Google Cloud Storage to Azure Blob Storage transfer¶
Google Cloud Storage and Azure Blob Storage are object stores commonly used for data lakes and file exchange. This guide describes copying objects from GCS into an Azure Blob container.
Install the optional dependency when using this operator:
pip install 'apache-airflow-providers-microsoft-azure[google]'
Prerequisite Tasks¶
To use these operators, you must do a few things:
Create necessary resources using AZURE PORTAL or AZURE CLI.
Install API libraries via pip.
pip install 'apache-airflow[azure]'Detailed information is available Installation of Airflow®
Operator¶
Use GCSToAzureBlobStorageOperator
to list objects under a GCS prefix and upload them to a container using blob_prefix as the base path.

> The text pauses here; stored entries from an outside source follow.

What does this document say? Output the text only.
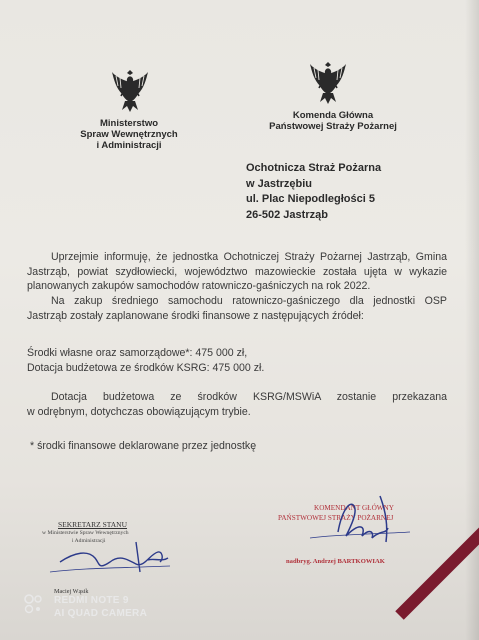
Ministerstwo
Spraw Wewnętrznych
i Administracji
Komenda Główna
Państwowej Straży Pożarnej
Ochotnicza Straż Pożarna
w Jastrzębiu
ul. Plac Niepodległości 5
26-502 Jastrząb
Uprzejmie informuję, że jednostka Ochotniczej Straży Pożarnej Jastrząb, Gmina
Jastrząb, powiat szydłowiecki, województwo mazowieckie została ujęta w wykazie
planowanych zakupów samochodów ratowniczo-gaśniczych na rok 2022.
Na zakup średniego samochodu ratowniczo-gaśniczego dla jednostki OSP
Jastrząb zostały zaplanowane środki finansowe z następujących źródeł:
Środki własne oraz samorządowe*: 475 000 zł,
Dotacja budżetowa ze środków KSRG: 475 000 zł.
Dotacja budżetowa ze środków KSRG/MSWiA zostanie przekazana
w odrębnym, dotychczas obowiązującym trybie.
* środki finansowe deklarowane przez jednostkę
SEKRETARZ STANU
w Ministerstwie Spraw Wewnętrznych
i Administracji
Maciej Wąsik
KOMENDANT GŁÓWNY
PAŃSTWOWEJ STRAŻY POŻARNEJ
nadbryg. Andrzej BARTKOWIAK
REDMI NOTE 9
AI QUAD CAMERA
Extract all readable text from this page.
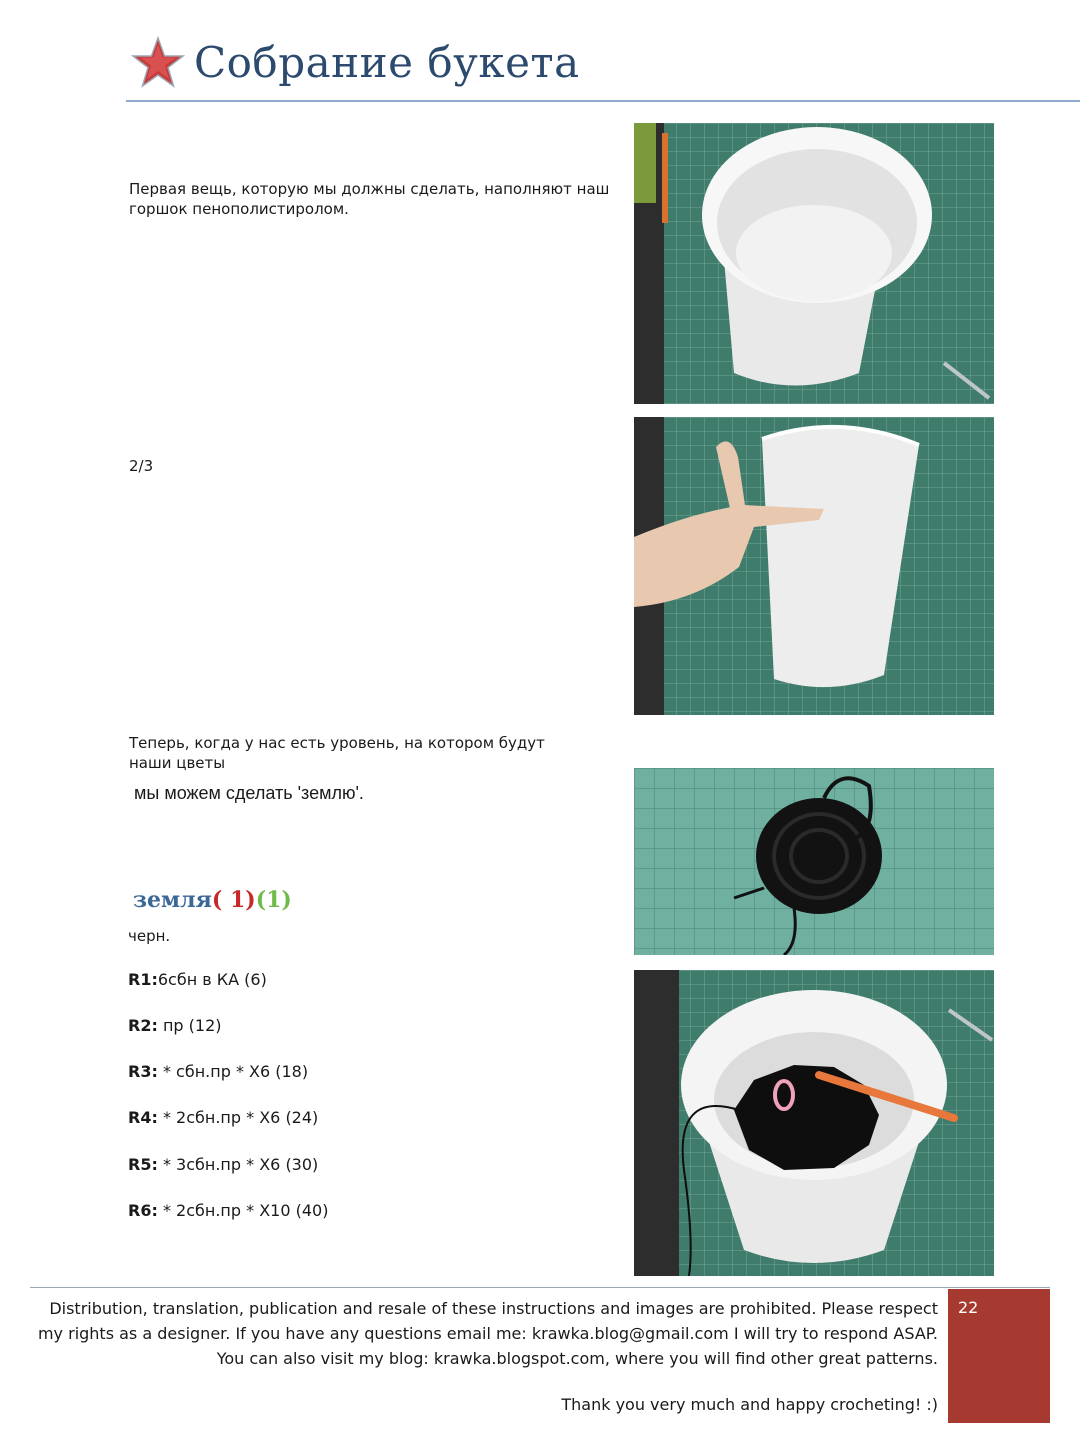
Собрание букета
Первая вещь, которую мы должны сделать, наполняют наш горшок пенополистиролом.
2/3
Теперь, когда у нас есть уровень, на котором будут наши цветы
мы можем сделать 'землю'.
земля( 1)(1)
черн.
R1:6сбн в КА (6)
R2: пр (12)
R3: * сбн.пр * X6 (18)
R4: * 2сбн.пр * X6 (24)
R5: * 3сбн.пр * X6 (30)
R6: * 2сбн.пр * X10 (40)
Distribution, translation, publication and resale of these instructions and images are prohibited. Please respect my rights as a designer. If you have any questions email me: krawka.blog@gmail.com I will try to respond ASAP. You can also visit my blog: krawka.blogspot.com, where you will find other great patterns.
Thank you very much and happy crocheting! :)
22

Use keep_directory_structure and flatten_structure the same way as
GCSToS3Operator (flatten_structure wins when both apply).
Object keys ending with / (GCS console folder markers) are not copied.
Example:
copy_gcs_to_azure = GCSToAzureBlobStorageOperator(
task_id="gcs_to_azure_blob",
gcs_bucket="my-gcs-bucket",
prefix="exports/daily/",
container_name="my-container",
blob_prefix="imports/daily",
gcp_conn_id="google_cloud_default",
wasb_conn_id="wasb_default",
replace=True,
)